WP 2 Toolkit development


Since the calculation of analogues over large datasets is heavy, the code will contain a parallel scheme, in order to take advantage of the new computer architectures (even laptops). Given the nature of the computer programs and the format of datasets (generally in netcdf format), a linux interface will be privileged. The core of the toolkit will allow the use of various metrics to compute analogues.


The output of this toolkit will provide the best flow analogues (and their statistical characteristics) and simple composite diagnostics on other variables, such as temperature, wind speed and precipitation. It will provide diagnostics on the quality of analogues in an objective way, from the results in WP1, and provide a statement on the relevance of the analogue scores.

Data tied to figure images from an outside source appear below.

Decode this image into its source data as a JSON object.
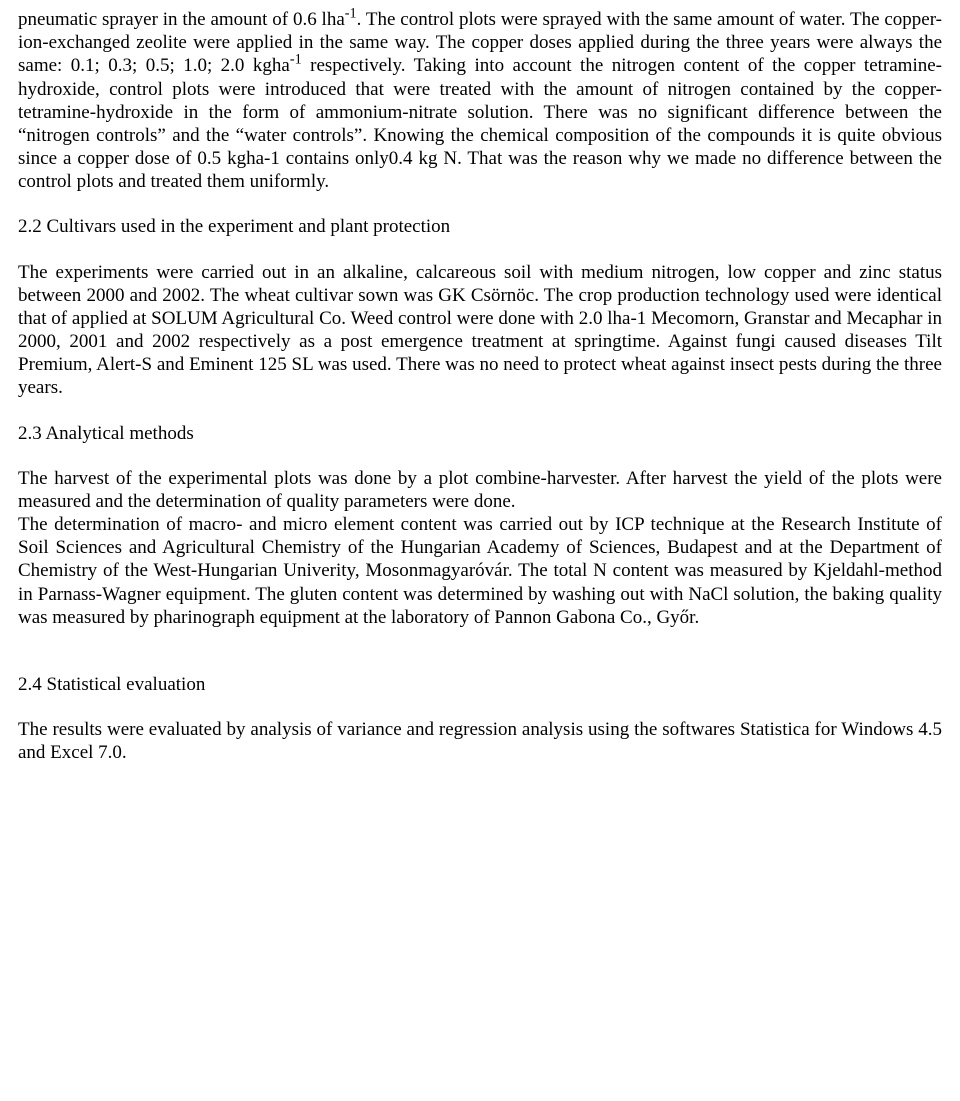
{
  "paragraphs": {
    "p1_a": "pneumatic sprayer in the amount of 0.6 lha",
    "p1_sup1": "-1",
    "p1_b": ". The control plots were sprayed with the same amount of water. The copper-ion-exchanged zeolite were applied in the same way. The copper doses applied during the three years were always the same: 0.1; 0.3; 0.5; 1.0; 2.0 kgha",
    "p1_sup2": "-1",
    "p1_c": " respectively. Taking into account the nitrogen content of the copper tetramine-hydroxide, control plots were introduced that were treated with the amount of nitrogen contained by the copper-tetramine-hydroxide in the form of ammonium-nitrate solution. There was no significant difference between the “nitrogen controls” and the “water controls”. Knowing the chemical composition of the compounds it is quite obvious since a copper dose of 0.5 kgha-1 contains only0.4 kg N. That was the reason why we made no difference between the control plots and treated them uniformly.",
    "h22": "2.2 Cultivars used in the experiment and plant protection",
    "p2": "The experiments were carried out in an alkaline, calcareous soil with medium nitrogen, low copper and zinc status between 2000 and 2002. The wheat cultivar sown was GK Csörnöc. The crop production technology used were identical that of applied at SOLUM Agricultural Co. Weed control were done with 2.0 lha-1 Mecomorn, Granstar and Mecaphar in 2000, 2001 and 2002 respectively as a post emergence treatment at springtime. Against fungi caused diseases Tilt Premium, Alert-S and Eminent 125 SL was used. There was no need to protect wheat against insect pests during the three years.",
    "h23": "2.3 Analytical methods",
    "p3a": "The harvest of the experimental plots was done by a plot combine-harvester. After harvest the yield of the plots were measured and the determination of quality parameters were done.",
    "p3b": "The determination of macro- and micro element content was carried out by ICP technique at the Research Institute of Soil Sciences and Agricultural Chemistry of the Hungarian Academy of Sciences, Budapest and at the Department of Chemistry of the West-Hungarian Univerity, Mosonmagyaróvár. The total N content was measured by Kjeldahl-method in Parnass-Wagner equipment. The gluten content was determined by washing out with NaCl solution, the baking quality was measured by pharinograph equipment at the laboratory of Pannon Gabona Co., Győr.",
    "h24": "2.4 Statistical evaluation",
    "p4": "The results were evaluated by analysis of variance and regression analysis using the softwares Statistica for Windows 4.5 and Excel 7.0."
  },
  "style": {
    "font_family": "Times New Roman",
    "font_size_pt": 14,
    "text_color": "#000000",
    "background_color": "#ffffff",
    "text_align": "justify"
  }
}
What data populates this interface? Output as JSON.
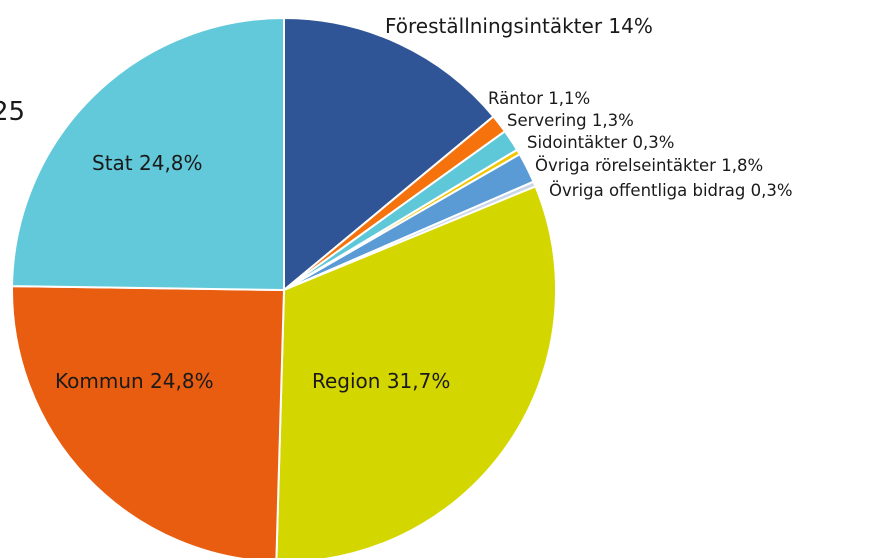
{
  "chart_data": {
    "type": "pie",
    "title": "25",
    "categories": [
      "Föreställningsintäkter",
      "Räntor",
      "Servering",
      "Sidointäkter",
      "Övriga rörelseintäkter",
      "Övriga offentliga bidrag",
      "Region",
      "Kommun",
      "Stat"
    ],
    "values": [
      14,
      1.1,
      1.3,
      0.3,
      1.8,
      0.3,
      31.7,
      24.8,
      24.8
    ],
    "value_labels": [
      "14%",
      "1,1%",
      "1,3%",
      "0,3%",
      "1,8%",
      "0,3%",
      "31,7%",
      "24,8%",
      "24,8%"
    ],
    "colors": [
      "#2f5597",
      "#f5720c",
      "#5fc8d8",
      "#f2c500",
      "#5b9bd5",
      "#c9d6ea",
      "#d4d600",
      "#e85d10",
      "#62c9da"
    ]
  }
}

We will develop a pseudo real-time interface to recover automatically reanalysis data from ad hoc open databases, over selected regions of interest. This module will enable a pseudo real-time determination of best circulation analogues, composite temperature and precipitation for a region of choice. An early version of such a module allowed the analysis of extreme events in Europe during 2011 [Cattiaux and Yiou, 2012]. Such an analysis will be done routinely for Europe, North America, the Arctic region, and East Asia, from NCEP reanalysis [Kalnay et al., 1996].


The toolkit will also offer the possibility of using long general circulation model (GCM) simulations for the reference database. An interface to CMIP5, PMIP3, CORDEX data will be designed. Such model simulations offer data that either have a longer time span (century or millennium) or finer spatial resolution (11 km or 44 km) than reanalysis data.


The ensemble simulation database interface will be tested in the evaluation of the climate attractor deformation application. The core of the analogue computation will be programmed in the widely used language R and shell scripts. It will be shaped as a standalone application. A prototype of a web application (running on the LSCE computing server) for a pseudo realtime analysis (once a week) of atmospheric flow over several regions of the globe will be implemented.


This computer engineering step is crucial in order to facilitate the transfer of knowledge from the mathematical theory to climate applications. The platform will also serve as a base for further scientific or innovation projects.


We will create a database of available model simulation data (CMIP5, PMIP3, CORDEX), reanalyses (NCEP: [Kalnay et al., 1996]) and observations (ECA&D: [Klein-Tank et al., 2002]), with common format specifications, quality check and bias removal [Michelangeli et al., 2009]. The database will cover the identified regions of analysis. We will focus on sea-level pressure, geopotential heights at various levels (1000, 850, 500 and 300 hPa), near-surface temperature and precipitation. The reanalysis and observational datasets will be updated on a regular basis. The analogue flow platform will then enable a switch between datasets.


The original database of model simulations or observations will not be re-distributed, although the open platform will make use of them. We might distribute corrected datasets after bias removal. We will issue documentation on the quality check and bias removal, in order to guarantee the reproducibility of results, and provide a guide of “best practice”.